Il secondo tempo del Napoli è stato preoccupante perché del tutto incongruo rispetto alle qualità dei calciatori, alle prime due partite giocate e all'anno scorso tutto (fatta eccezione, forse, per quel Napoli-Milan che ADL ancora ricorda). Chi parlava di residuo di Spalletti forse ieri si sarà ricreduto: quel Napoli faceva dell'essere corto e stretto la sua più importante qualità. Stupisce comunque che nessuno dei calciatori abbia pensato ad un certo punto ad abbassarsi, tranquillizzare le acque e poi ricominciare piano piano con pazienza a girare il pallone. Dopo il gol di Kamada c'è stata troppa frenesia, forse presunzione e tanti nervi. Oltre alla stanchezza, che chiaramente ha bussato alla porta dopo aver dovuto sfilacciarsi con tantissime rincorse all'indietro per quasi un'ora. È sembrato un Napoli presuntuoso e in crisi di identità, che quasi non ha più calciato in porta dopo l'1-2 e ha subìto altri due gol per fortuna in fuorigioco. Inspiegabile il cambio di Kvaratskhelia e anche le due punte in una situazione di tale disequilibrio, dove proprio all'area avversaria ci si arrivava con fatica.
La Lazio, dal canto suo, ha capito l'antifona molto presto e ha fatto semplicemente ciò che sa fare: si è affidata al suo spartito come àncora per le difficoltà. Questo è il calcio delle squadre che hanno limiti e non sono piene di campioni. La fluidità e l'interpretazione individuale sono per il Real e il Bayern Monaco, in Italia servono le idee in campo come sul mercato. Garcia, che queste idee le ha eccome, ha forse sopravvalutato i suoi calciatori su certi aspetti e dovrebbe guardare di più a ciò che accadeva l'anno scorso. Senza il dominio, il pallino del gioco, questi calciatori vanno in difficoltà perché non sono abituati alle giocate a campo aperto in fase di non possesso. Lo si è visto con il Milan in situazione di condizione ben migliore. Insomma, il tecnico dovrebbe comprendere che la costanza - soprattutto per l'emotività dei calciatori e per la loro mente, nonché per i risultati in sé - porta molto di più che la duttilità nel nostro campionato, pur con tutti i limiti che il piano A possa avere.
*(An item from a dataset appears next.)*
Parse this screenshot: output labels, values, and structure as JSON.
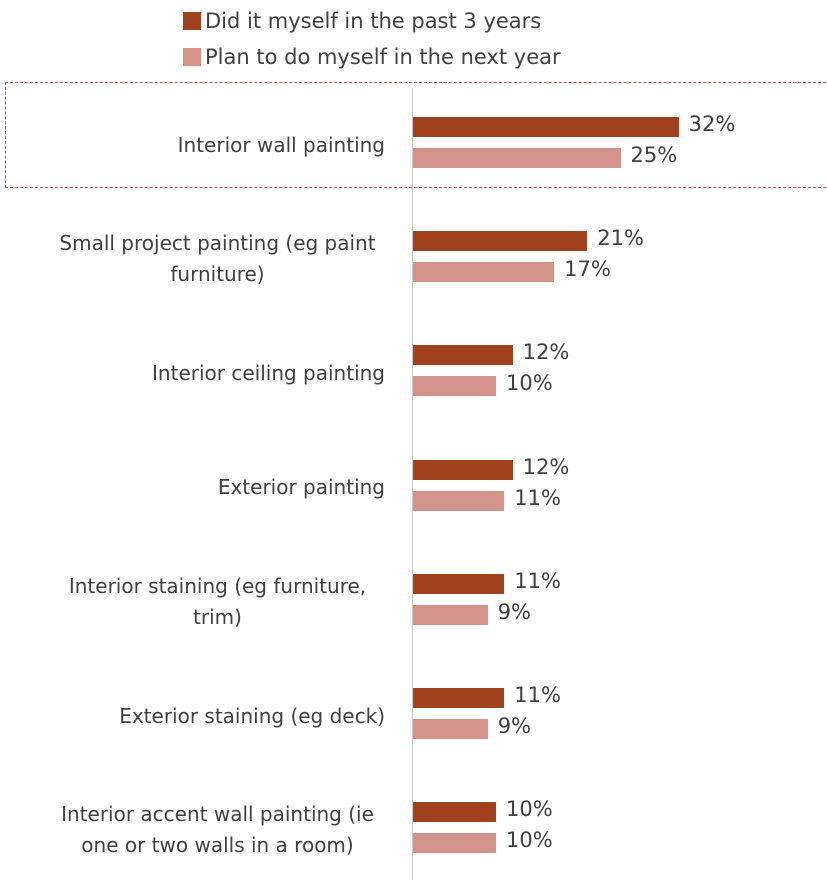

E non si dica che ieri s'è visto un calcio europeo: il Napoli semplicemente nel secondo tempo, alla mezz'ora è scomparso dal campo ed è piombato in una grossa crisi di sfiducia nei propri mezzi. Rrahmani ha sbagliato tutti gli appoggi, Osimhen si è affievolito come una candela quasi sciolta. Anguissa andava al piccolo trotto. L'unico calciatore che pareva nervoso, reattivo a ciò che accadeva è stato Politano (poi sostituito per Lindstrom, buon esordio: è forte ndr), che al momento del secondo gol annullato di Guendouzi ha chiesto agli altri di usare la testa.
La pausa porta consiglio e si spera porti anche Natan con sé, perché l'impressione è che una squadra che voglia giocare così alta non possa prescindere da un giocatore che abbia agio a tenere tanti metri dietro. Poi, è logico, non si giocherà sempre e solo contro la Lazio che ha buonissime doti tecniche e molte gare il Napoli le vincerà di superiorità e forza grazie ai singoli. Resta difficilissimo per rosa, collettivo e tecnico che questa squadra non termini il campionato nelle prime tre della classifica e non arrivi a giocarsi gli Ottavi di Champions. Servirebbe un harakiri importante. Oltretutto è la terza giornata e la Lazio veniva da due sconfitte clamorose che l'avevano compattata: chissà come sarebbe finita se avesse affrontato il Milan al posto della Roma (i calendari sì, contano). Garcia ora ha due settimane per riflettere e chiudere i rubinetti pieni di perdite, magari anche nervose ed emotive. Di buono c'è che la prima sconfitta, il ritorno alla Terra c'è stato molto prima di entrare nel vivo di una stagione che comunque sarà difficilissima e impegnativa. Per un giudizio completo ci vorranno mesi.